Additionally, the Defense Department is in the process of standardizing and consolidating networks and data centers to improve operations and achieve a more common security architecture as a part of the Joint Information Environment (JIE). As part of the JIE, the department is implementing an identity-based tool to link information of authorized users and prohibit unauthorized use.
Gen. Davis pointed out that more than 99 percent of electricity and more than 90 percent of voice and communication services the military relies on come from civilian sources, which is why the department has a role to play in protecting the networks that control those services.
Those comments about the military’s reliance on privately-owned networks segued into the first panel discussion of the conference, which centered around the critical infrastructure and enabling information sharing between the government and private sectors.
Thomas Ross, senior defense and intelligence advisor Harry Reid, Senate majority leader, said that his boss has been trying to get the Senate more focused on cyber issues for the past three or four years. The Senator tried to bring together the eight different committees that affect cyber and steer those committees to pass comprehensive cybersecurity legislation. But the effort faces significant challenges. “There’s no real legislative or legal framework governing what our government does in the realm of cybersecurity. There are some piecemeal laws, but no baseline framework for what we’re trying to do,” Ross stated.
“Information sharing is one of the important components of that legislation,” Ross said. He added that more than 100 existing laws block the free flow of cyber threat information between government and the private sector and that government has been working on creating an authoritative body to clear up for everyone what can or cannot be shared and under what circumstances information can be shared.
Ross also mentioned a widening gap between the haves and have-nots in the private-sector cyber arena. Larger companies, he said, can do great things with the information while smaller companies may not have the resources or expertise to act on the information.

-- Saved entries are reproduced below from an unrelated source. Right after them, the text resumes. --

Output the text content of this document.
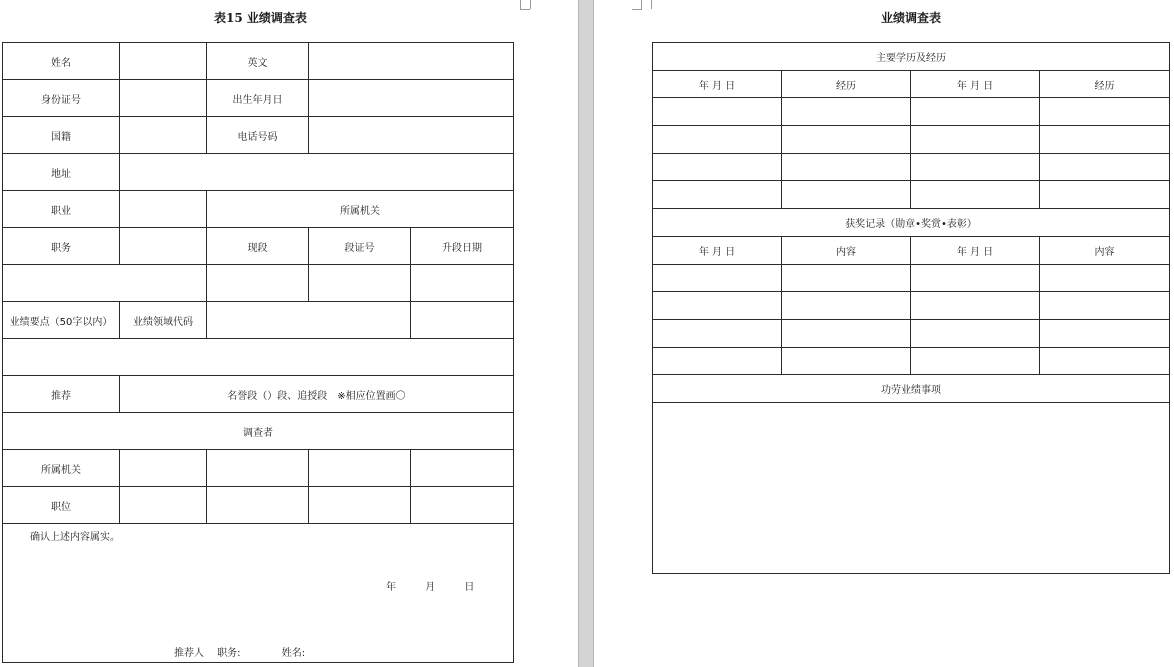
表15 业绩调查表
姓名		英文		
身份证号		出生年月日		
国籍		电话号码		
地址				
职业		所属机关		
职务		现段	段证号	升段日期

业绩要点（50字以内）	业绩领域代码			

推荐	名誉段（）段、追授段　※相应位置画〇			
调查者				
所属机关				
职位				

确认上述内容属实。
年 月 日
推荐人 职务: 姓名:				
业绩调查表
主要学历及经历			
年 月 日	经历	年 月 日	经历

获奖记录（勋章•奖赏•表彰）			
年 月 日	内容	年 月 日	内容

功劳业绩事项			
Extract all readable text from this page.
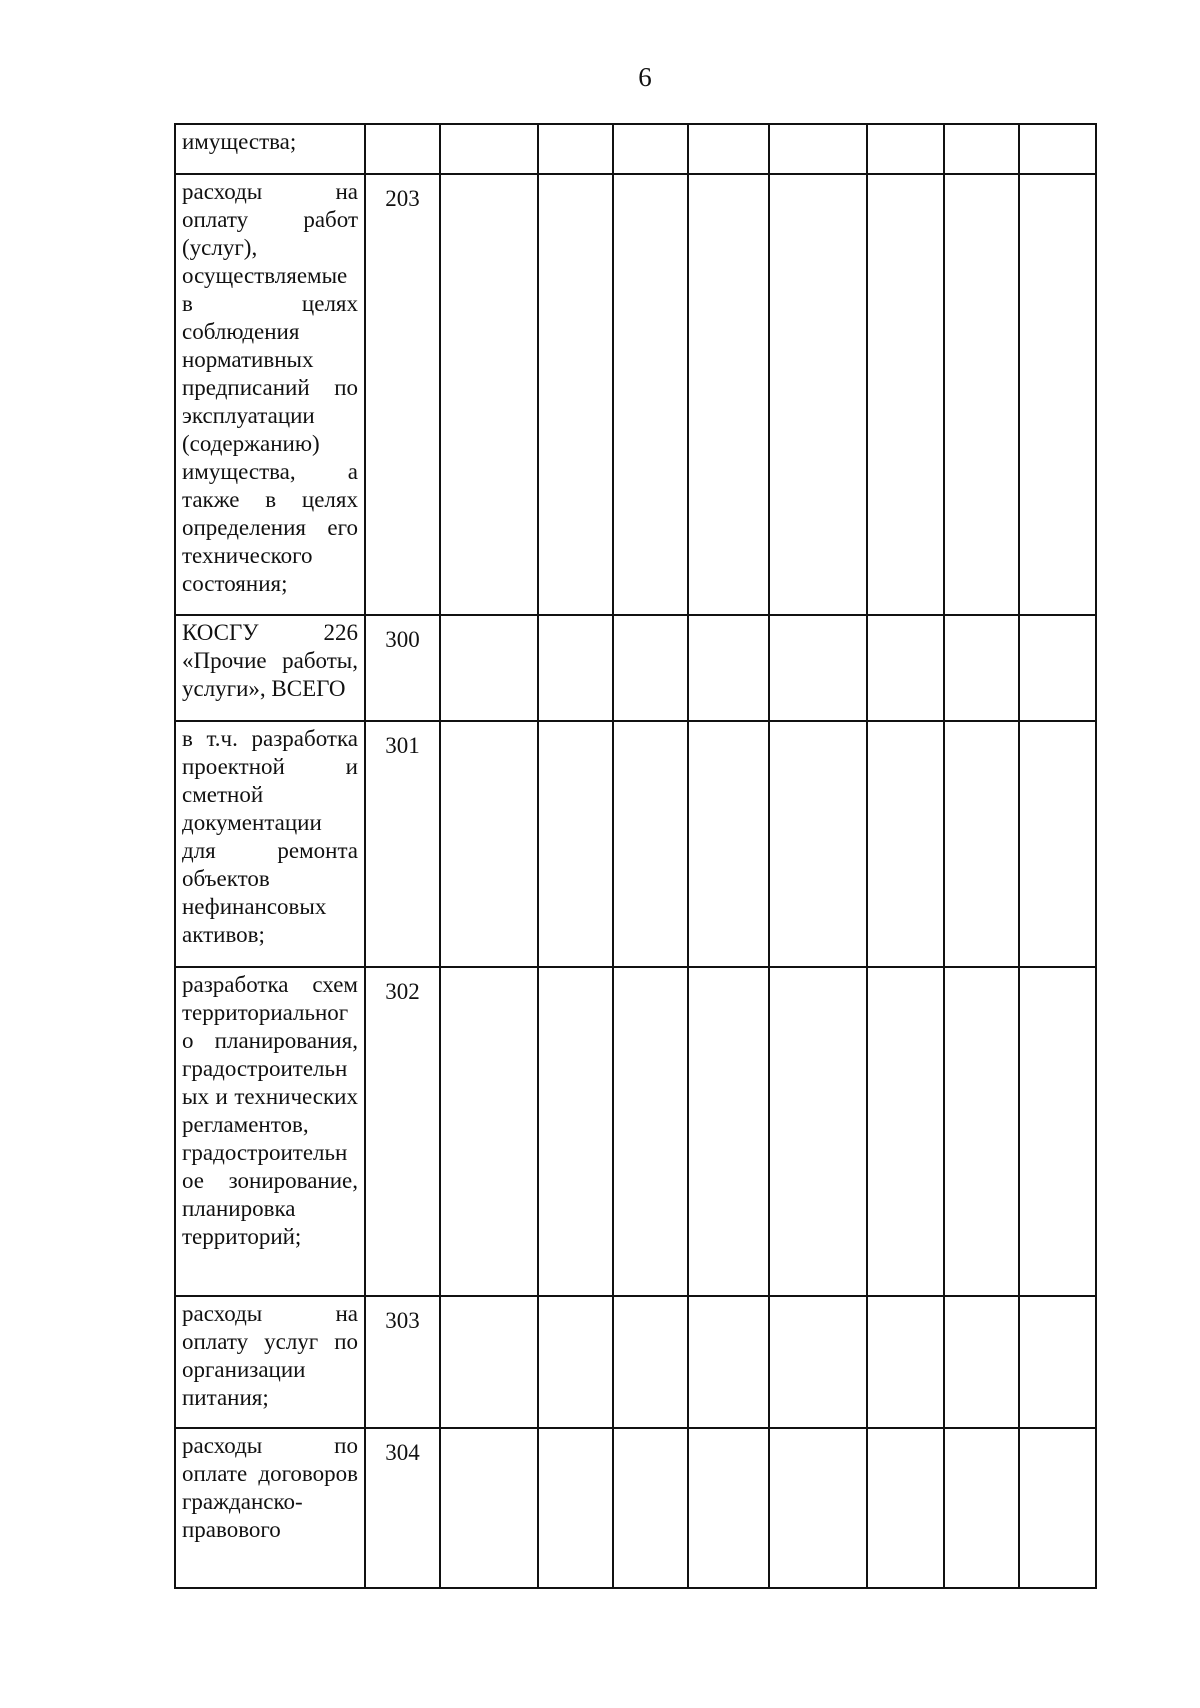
6
имущества;									

расходы на оплату работ (услуг), осуществляемые в целях соблюдения нормативных предписаний по эксплуатации (содержанию) имущества, а также в целях определения его технического состояния;	203								

КОСГУ 226 «Прочие работы, услуги», ВСЕГО	300								

в т.ч. разработка проектной и сметной документации для ремонта объектов нефинансовых активов;	301								

разработка схем территориальног о планирования, градостроительн ых и технических регламентов, градостроительн ое зонирование, планировка территорий;	302								

расходы на оплату услуг по организации питания;	303								

расходы по оплате договоров гражданско-правового	304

Verne Boyle, director of technology and engineering at Northrop Grumman’s Cyber Solutions Division, referred to the critical infrastructure as a “high-profile battleground,” and suggested that some challenges regarding information sharing have not yet been addressed, including “speed and scale” of the information sharing problem, which cannot keep up with the threat. He mentioned polymorphic, or constantly changing malware, saying that more than 500,000 new samples appear each year. Additionally, the command and control domain changes by the minute, meaning adversaries get to dwell on the networks for several hundred days at a time. “The cause of that is automation. The adversary has found a way to fully deploy automation as a part of their architecture, so when I think of information sharing, I think of solutions that remove people from the center of the information sharing architecture. It will be difficult, if not impossible to defeat that automation with only people, so the speed and scale is significant,” Boyle said.